We haven't had anything but popcorn and lemonade for a long time."
"Bless your heart! Of course I can spare you some food," the woman answered, and entering her cottage she soon returned with a tray loaded with sandwiches, cakes and cheese. One of the children drew a bucket of clear, cold water from a spring and the three wanderers ate heartily and enjoyed the good things immensely.
When Button-Bright could eat no more he filled the pockets of his jacket with cakes and cheese, and not even the children objected to this. Indeed they all seemed pleased to see the strangers eat, so Cap'n Bill decided that no matter what the King of Jinxland was like, the people would prove friendly and hospitable.
"Whose castle is that, yonder, ma'am?" he asked, waving his hand toward the towers that rose above the trees.
"It belongs to his Majesty, King Krewl." she said.
"Oh, indeed; and does he live there?"
"When he is not out hunting with his fierce courtiers and war captains," she replied.
"Is he hunting now?" Trot inquired.
"I do not know, my dear. The less we know about the King's actions the safer we are."
It was evident the woman did not like to talk about King Krewl and so, having finished their meal, they said good-bye and continued along the pathway.
"Don't you think we'd better keep away from that King's castle, Cap'n?" asked Trot.
"Well," said he, "King Krewl would find out, sooner or later, that we are in his country, so we may as well face the music now. Perhaps he isn't quite so bad as that woman thinks he is. Kings aren't always popular with their people, you know, even if they do the best they know how."

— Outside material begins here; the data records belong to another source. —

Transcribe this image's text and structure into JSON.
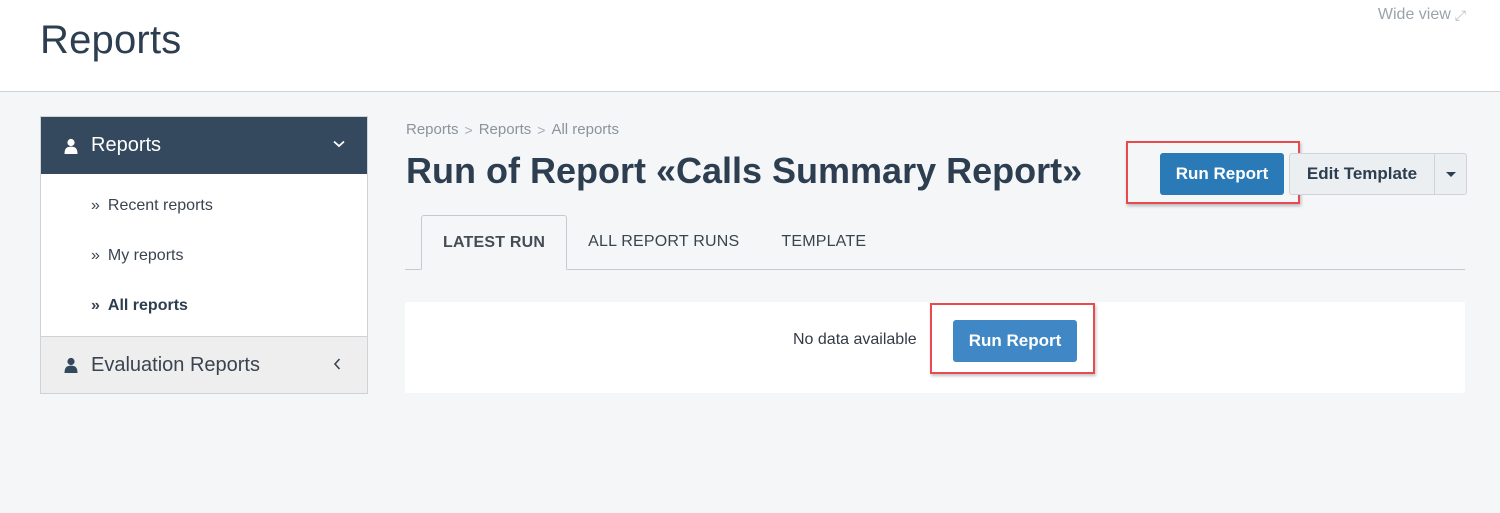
{
  "header": {
    "title": "Reports",
    "wide_view_label": "Wide view",
    "wide_view_icon": "expand-icon"
  },
  "sidebar": {
    "section": {
      "label": "Reports",
      "icon": "person-icon",
      "expanded": true,
      "items": [
        {
          "label": "Recent reports",
          "active": false
        },
        {
          "label": "My reports",
          "active": false
        },
        {
          "label": "All reports",
          "active": true
        }
      ]
    },
    "group": {
      "label": "Evaluation Reports",
      "icon": "person-icon",
      "expanded": false
    }
  },
  "breadcrumb": [
    "Reports",
    "Reports",
    "All reports"
  ],
  "page_title": "Run of Report «Calls Summary Report»",
  "toolbar": {
    "run_report_label": "Run Report",
    "edit_template_label": "Edit Template"
  },
  "tabs": [
    {
      "label": "LATEST RUN",
      "active": true
    },
    {
      "label": "ALL REPORT RUNS",
      "active": false
    },
    {
      "label": "TEMPLATE",
      "active": false
    }
  ],
  "content": {
    "empty_message": "No data available",
    "run_report_label": "Run Report"
  },
  "colors": {
    "primary": "#2a7ab8",
    "sidebar_header": "#34495e",
    "highlight": "#e94a4f"
  }
}
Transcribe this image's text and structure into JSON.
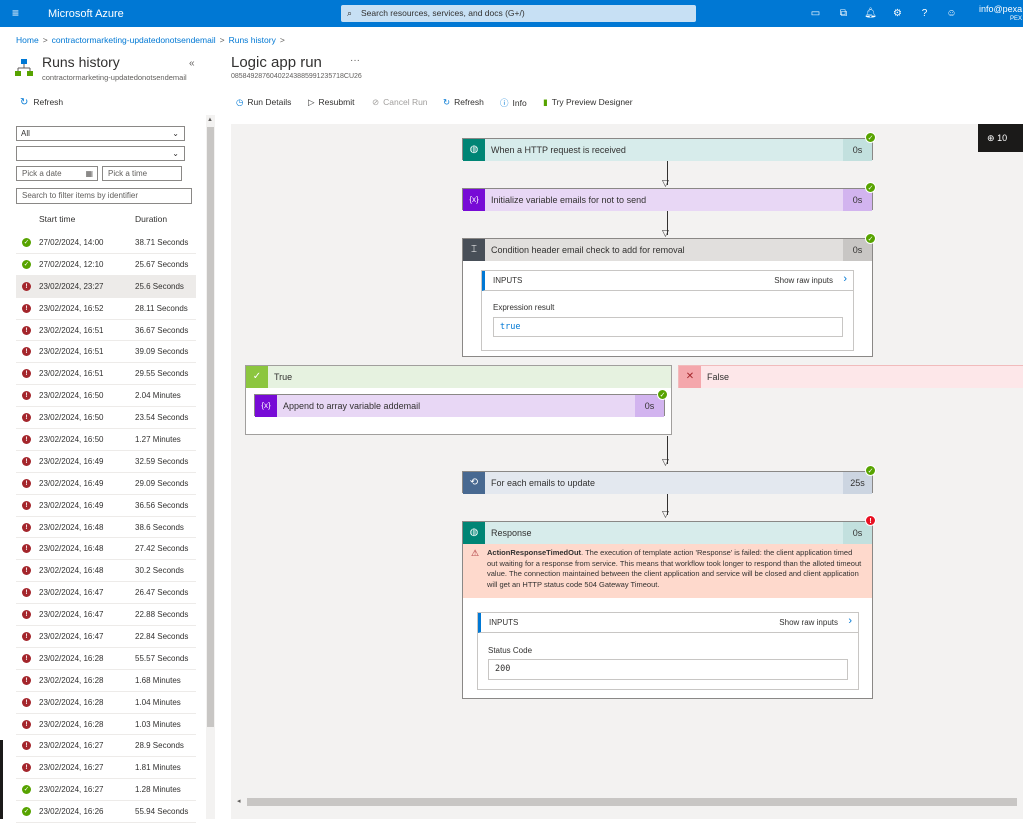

"Ozma is pop'lar," said Button-Bright.
"Ozma is diff'rent from any other Ruler, from all I've heard," remarked Trot musingly, as she walked beside the boy. "And, after all, we are really in the Land of Oz, where Ozma rules ev'ry King and ev'rybody else. I never heard of anybody getting hurt in her dominions, did you, Button-Bright?"
"Not when she knows about it," he replied. "But those birds landed us in just the wrong place, seems to me. They might have carried us right on, over that row of mountains, to the Em'rald City."
"True enough," said Cap'n Bill; "but they didn't, an' so we must make the best of Jinxland. Let's try not to be afraid."
"Oh, I'm not very scared," said Button-Bright, pausing to look at a pink rabbit that popped its head out of a hole in the field near by.
"Nor am I," added Trot. "Really, Cap'n, I'm so glad to be anywhere at all in the wonderful fairyland of Oz that I think I'm the luckiest girl in all the world. Dorothy lives in the Em'rald City, you know, and so does the Scarecrow and the Tin Woodman and Tik-Tok and the Shaggy Man -- and all the rest of 'em that we've heard so much about -- not to mention Ozma, who must be the sweetest and loveliest girl in all the world!"
"Take your time, Trot," advised Button-Bright. "You don't have to say it all in one breath, you know. And you haven't mentioned half of the curious people in the Em'rald City."
"That 'ere Em'rald City," said Cap'n Bill impressively, "happens to be on the other side o' those mountains, that we're told no one is able to cross. I don't want to discourage of you, Trot, but we're a'most as much separated from your Ozma an' Dorothy as we were when we lived in Californy."
There was so much truth in this statement that they all walked on in silence for some time. Finally they reached the grove of stately trees that bordered the grounds of the King's castle. They had gone halfway through it when the sound of sobbing, as of someone in bitter distress, reached their ears and caused them to halt abruptly.
Chapter Ten
Pon, the Gardener's Boy
It was Button-Bright who first discovered, lying on his face beneath a broad spreading tree near the pathway, a young man whose body shook with the force of his sobs. He was dressed in a long brown smock and had sandals on his feet, betokening one in humble life. His head was bare and showed a shock of brown, curly hair.